A FEW years ago I had to chase the then-Rangers manager Ally McCoist along the Broomielaw, in Glasgow, for a comment.

I'd been sent down to Ibrox on Valentine's Day 2012 to report on the announcement administrators Duff and Phelps had been appointed. Despite knowing nothing about sport, I knew how to report a breaking story and so, to my great alarm, found myself for the next week our dedicated Rangers tax reporter.

So there was Ally, in the distance, and there was I needing a comment. Off I lolloped, all the while thinking of how I had no idea what I would ask him when I finally caught him up.

I admit... I may have slightly hammed up how out of puff I was in order to give myself a few more seconds to magic up a question.

I wasn't given a chance. Mr McCoist burled round and, patting me on the arm, said, "You need to work on your fitness, darling."

At the time, the punchline of this anecdote was the fact Super Ally had fat shamed me. That's what we cared most about then. It strikes me that now, six-years-on-Wednesday later, the issue would be the use of "darling". Middle aged sportsmen just can't be calling young women not of their acquaintance darling these days.

There will be three categories of response to this statement. Firstly, the group who think this is a positive development.

A second will be aware of the reasons behind the damning of "darling" but who would criticise those who scorn its use as virtue signalling. A third category would call the whole thing political correctness, while scoffing.

Justin Trudeau met with a fair amount of scoffing this week when he interjected while a woman was talking, lightheartedly correcting her for saying “mankind”, not “peoplekind”. Mr Trudeau has subsequently said he was making a "dumb joke" taken out of context. As Mr Trudeau's gaff made international headlines, the whole thing served as a lesson to men never to interrupt when a woman is speaking.

While the Canadian minister's use of language was an attempt to be on the side of right, there is no defence of Hugh Gaffney. The Scottish Labour MP for Coatbridge, Chryston and Bellshill must have known that his choice of language - words I can't bring myself to repeat here, although The Herald has used them in news reports - was deeply offensive and yet he proceeded with his Burns Supper speech. It surely is offensive to his audience that he felt these old, mean words would entertain them.

But such casually racist and homophobic language was commonplace when I was young. I learned at school that these words were wrong and passed the message on to older relatives who used them without malice but without knowing things had moved on.

Language constantly moves on to match where we are as a society on a given topic. Trans rights are very much to the fore, especially as the Scottish Government is consulting on proposed changes to the Gender Recognition Act, and there is a slew of new phrases to be absorbed into every day use.
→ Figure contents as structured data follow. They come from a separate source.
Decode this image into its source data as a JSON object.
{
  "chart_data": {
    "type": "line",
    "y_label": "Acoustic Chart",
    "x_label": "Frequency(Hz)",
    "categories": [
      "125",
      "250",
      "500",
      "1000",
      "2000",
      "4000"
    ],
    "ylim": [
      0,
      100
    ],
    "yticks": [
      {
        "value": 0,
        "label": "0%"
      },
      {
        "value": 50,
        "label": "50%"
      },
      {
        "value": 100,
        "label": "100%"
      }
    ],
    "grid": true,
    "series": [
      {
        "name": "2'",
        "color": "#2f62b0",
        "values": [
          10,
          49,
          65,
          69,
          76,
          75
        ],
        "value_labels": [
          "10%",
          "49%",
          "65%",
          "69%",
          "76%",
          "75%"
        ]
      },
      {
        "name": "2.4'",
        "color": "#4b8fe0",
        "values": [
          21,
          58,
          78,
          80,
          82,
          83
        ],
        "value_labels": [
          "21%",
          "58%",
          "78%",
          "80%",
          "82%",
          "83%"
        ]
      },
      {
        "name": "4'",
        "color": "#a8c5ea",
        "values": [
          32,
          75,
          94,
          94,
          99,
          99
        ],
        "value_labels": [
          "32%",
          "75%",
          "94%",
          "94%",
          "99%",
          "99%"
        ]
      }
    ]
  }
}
The ideal is to be inclusive, using language to make us think about the broader issues of how we treat and view other people. Language change can change attitudes. Recently I visited Shawlands Academy where LGBT pupils had spoken to teachers about how parts of school life made them feel excluded, for example social dancing where "boys" and "girls" are asked to partner up. It's now "leader" and "follower". A simple swap that makes a tangible difference.

Ten years on from her breakthrough hit I Kissed A Girl, the singer Katy Perry has said she would rewrite the lyrics. "We've really changed, conversationally, in the past 10 years," she said. "We've come a long way."

We're changing conversationally all the time, which is absolutely right. As a journalist, you must keep abreast of these changes. It's not too difficult to check with relevant charities: Zero Tolerance provides a Handle With Care guide for reporters writing about violence against women and girls; the Samaritans provides guidelines for reporting a death by suicide; Stonewall has a useful glossary for LGBT terms. There are words we used to use in newspapers that we simply can't now.

There's a balance, of course, between using "correct" language and allowing one group - which might not know best - dictate what is "correct" and what is not. A real issue is when well-meaning changes become divisive and exclusionary and instead of opening debate, close it down instead.

There was a high-profile call last year for a New York Times journalist to be sacked after it was felt he had used inappropriate language in a piece about Chelsea Manning, the politician, activist and trans woman. There is a difference between the rightly obsolete language used by Hugh Gaffney and that used by people who just haven't caught up yet.

Words can, and do, hurt but patience and guidance are needed to make sure everyone arrives on the same page.